Standing in the small kitchen with Jake while the late January rain continues to pelt the windows and the city lights illuminate the streets outside, I know he’s someone who could make me go back on my promise. And as much as I want to just let go and enjoy this time with him, whatever it brings, I don’t ever want to fall back into the person I was, the one that latched onto a boy and a marriage because she was too lonely and insecure to find something for herself. I don’t know if there’s a balance here, but I
do
know that something about Jake makes me want to look for one.
“Well, I don’t believe I’ve asked you anything hard yet so you’re safe.”
“I’m not so sure anymore,” I mumble and turn off the water. Drying my hands on the towel that hangs over the oven, I take a deep breath and remind myself I’m in charge of my actions. No one can make me do things I don’t want.
“I think I’m going to head to bed. Welcome to Oregon, Handsome Jake.”
I’m halfway out of the kitchen when he says my name and stops me. I turn my head and look at him, and for a second we’re both staring at one another and I feel that familiar pulse begin.
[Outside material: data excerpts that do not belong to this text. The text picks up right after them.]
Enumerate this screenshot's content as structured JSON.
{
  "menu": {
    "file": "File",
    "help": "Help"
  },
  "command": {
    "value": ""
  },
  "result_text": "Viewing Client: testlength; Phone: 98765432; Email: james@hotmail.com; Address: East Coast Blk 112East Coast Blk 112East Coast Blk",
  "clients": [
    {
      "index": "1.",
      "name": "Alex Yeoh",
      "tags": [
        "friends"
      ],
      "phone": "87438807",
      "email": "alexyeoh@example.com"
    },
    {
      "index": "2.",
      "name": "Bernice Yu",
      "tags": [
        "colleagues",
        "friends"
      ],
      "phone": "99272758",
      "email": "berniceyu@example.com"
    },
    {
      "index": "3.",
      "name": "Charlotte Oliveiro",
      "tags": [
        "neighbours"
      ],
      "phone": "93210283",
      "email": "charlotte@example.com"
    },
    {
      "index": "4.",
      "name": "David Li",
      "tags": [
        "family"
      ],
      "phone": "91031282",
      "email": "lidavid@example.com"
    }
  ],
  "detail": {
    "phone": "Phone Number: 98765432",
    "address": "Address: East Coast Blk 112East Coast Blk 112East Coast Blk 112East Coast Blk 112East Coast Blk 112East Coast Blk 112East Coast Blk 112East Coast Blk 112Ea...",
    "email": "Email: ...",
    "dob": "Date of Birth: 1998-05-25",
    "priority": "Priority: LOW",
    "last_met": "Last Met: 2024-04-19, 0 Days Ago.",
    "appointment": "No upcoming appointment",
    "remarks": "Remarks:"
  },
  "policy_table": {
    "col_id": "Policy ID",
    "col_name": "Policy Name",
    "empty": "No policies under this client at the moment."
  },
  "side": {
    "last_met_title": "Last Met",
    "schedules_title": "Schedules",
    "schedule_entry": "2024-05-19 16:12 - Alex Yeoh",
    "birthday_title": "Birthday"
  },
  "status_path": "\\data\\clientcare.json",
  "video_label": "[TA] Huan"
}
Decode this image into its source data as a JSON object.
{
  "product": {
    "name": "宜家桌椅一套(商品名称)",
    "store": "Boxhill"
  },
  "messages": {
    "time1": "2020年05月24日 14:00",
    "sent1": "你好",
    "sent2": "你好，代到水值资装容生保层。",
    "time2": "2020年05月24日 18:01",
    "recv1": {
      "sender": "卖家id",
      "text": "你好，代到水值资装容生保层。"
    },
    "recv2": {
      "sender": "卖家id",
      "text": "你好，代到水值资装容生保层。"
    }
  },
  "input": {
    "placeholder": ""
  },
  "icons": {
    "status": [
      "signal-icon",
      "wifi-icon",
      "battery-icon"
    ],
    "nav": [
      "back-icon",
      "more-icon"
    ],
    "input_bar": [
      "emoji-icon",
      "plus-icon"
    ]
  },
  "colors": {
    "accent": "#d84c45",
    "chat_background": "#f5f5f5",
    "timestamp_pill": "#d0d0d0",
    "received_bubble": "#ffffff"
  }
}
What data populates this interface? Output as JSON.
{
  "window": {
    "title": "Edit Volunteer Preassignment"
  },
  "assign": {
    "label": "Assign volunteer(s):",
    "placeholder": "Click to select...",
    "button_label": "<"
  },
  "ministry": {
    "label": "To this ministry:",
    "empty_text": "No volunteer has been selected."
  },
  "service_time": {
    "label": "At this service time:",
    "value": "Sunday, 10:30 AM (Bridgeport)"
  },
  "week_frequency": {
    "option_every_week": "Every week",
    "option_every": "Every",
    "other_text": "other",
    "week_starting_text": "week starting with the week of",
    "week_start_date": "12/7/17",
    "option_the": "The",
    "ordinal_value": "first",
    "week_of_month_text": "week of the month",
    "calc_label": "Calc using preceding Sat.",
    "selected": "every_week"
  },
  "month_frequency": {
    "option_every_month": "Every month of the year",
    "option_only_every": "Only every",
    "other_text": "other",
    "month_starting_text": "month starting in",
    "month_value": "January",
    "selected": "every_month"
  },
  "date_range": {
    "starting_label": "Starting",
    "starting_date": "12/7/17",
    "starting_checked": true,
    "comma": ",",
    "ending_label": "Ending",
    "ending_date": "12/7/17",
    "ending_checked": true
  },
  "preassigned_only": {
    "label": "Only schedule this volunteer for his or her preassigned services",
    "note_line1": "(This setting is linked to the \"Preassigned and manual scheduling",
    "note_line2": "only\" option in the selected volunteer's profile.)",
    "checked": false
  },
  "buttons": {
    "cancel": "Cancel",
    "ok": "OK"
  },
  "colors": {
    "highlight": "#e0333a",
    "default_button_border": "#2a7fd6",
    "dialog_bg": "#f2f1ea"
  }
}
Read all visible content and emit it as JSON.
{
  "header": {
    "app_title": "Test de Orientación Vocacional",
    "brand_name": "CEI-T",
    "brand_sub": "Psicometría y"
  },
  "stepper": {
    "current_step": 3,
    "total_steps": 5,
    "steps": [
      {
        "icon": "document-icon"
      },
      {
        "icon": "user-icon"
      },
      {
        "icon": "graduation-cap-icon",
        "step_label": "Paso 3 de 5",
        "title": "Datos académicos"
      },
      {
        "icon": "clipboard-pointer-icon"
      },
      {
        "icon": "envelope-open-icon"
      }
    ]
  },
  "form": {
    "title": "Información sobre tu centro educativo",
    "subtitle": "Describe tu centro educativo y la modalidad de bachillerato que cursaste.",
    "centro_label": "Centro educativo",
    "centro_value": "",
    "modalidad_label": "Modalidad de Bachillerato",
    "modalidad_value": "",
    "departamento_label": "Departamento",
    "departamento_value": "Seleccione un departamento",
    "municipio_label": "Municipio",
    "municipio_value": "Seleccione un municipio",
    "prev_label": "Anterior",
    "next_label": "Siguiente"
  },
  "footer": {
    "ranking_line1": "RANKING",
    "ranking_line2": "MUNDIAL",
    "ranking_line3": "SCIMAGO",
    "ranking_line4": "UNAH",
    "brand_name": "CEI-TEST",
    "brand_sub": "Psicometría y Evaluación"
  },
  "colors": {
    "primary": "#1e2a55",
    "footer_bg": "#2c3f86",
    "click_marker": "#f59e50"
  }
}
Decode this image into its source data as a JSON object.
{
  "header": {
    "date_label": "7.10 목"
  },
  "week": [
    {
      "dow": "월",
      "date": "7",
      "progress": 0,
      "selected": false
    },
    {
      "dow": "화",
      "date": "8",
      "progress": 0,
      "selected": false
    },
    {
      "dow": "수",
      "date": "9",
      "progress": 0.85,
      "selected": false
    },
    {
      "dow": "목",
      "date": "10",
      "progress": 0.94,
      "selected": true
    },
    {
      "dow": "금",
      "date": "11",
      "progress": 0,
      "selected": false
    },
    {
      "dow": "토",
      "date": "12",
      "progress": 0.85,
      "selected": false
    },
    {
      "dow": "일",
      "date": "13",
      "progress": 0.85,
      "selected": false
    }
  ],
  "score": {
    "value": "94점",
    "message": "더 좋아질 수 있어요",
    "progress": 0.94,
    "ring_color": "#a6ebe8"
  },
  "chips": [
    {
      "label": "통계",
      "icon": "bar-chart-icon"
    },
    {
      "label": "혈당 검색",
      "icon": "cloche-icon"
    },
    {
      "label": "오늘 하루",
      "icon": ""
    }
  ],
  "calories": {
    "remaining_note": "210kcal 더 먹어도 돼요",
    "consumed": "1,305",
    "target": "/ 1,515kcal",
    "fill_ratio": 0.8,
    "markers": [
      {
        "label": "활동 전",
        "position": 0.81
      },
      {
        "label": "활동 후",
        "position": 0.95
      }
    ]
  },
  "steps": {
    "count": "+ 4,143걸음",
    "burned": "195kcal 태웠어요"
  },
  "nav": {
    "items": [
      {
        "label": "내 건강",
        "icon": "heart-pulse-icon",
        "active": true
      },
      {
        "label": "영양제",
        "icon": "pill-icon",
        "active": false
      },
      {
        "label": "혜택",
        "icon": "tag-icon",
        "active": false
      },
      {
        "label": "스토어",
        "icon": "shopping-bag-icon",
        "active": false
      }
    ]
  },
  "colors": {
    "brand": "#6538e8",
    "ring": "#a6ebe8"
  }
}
“Being with you, it’s the only thing I’ve thought about in the past month.” He says the words simply, and still, I feel the world change around me. I want to deny them, to ask him to stop and think of what he could do to me, but that feels weak, and that’s one thing I don’t want to be anymore. Since I can’t think of any way to respond, I do nothing. He acknowledges this with a jut of his chin. “You might not be the one to ask the questions, Cora, and you might be able to convince yourself you’re better alone, but we both know I’m here because the idea of being alone isn’t as appealing as it once was. Not for either of us since the night we met.”
I nod once and then turn and walk away, hardly breathing until the door to my bedroom is safely shut behind me. Only then do I let out an expulsion of air and sink down onto my bed, breathing through the trembles that prove I’m anything but immune to him, anything but strong. Jake Ferrari wants me, and he just insinuated that I want him back. Closing my eyes, I cradle my head in my hands, thinking he’s exactly right.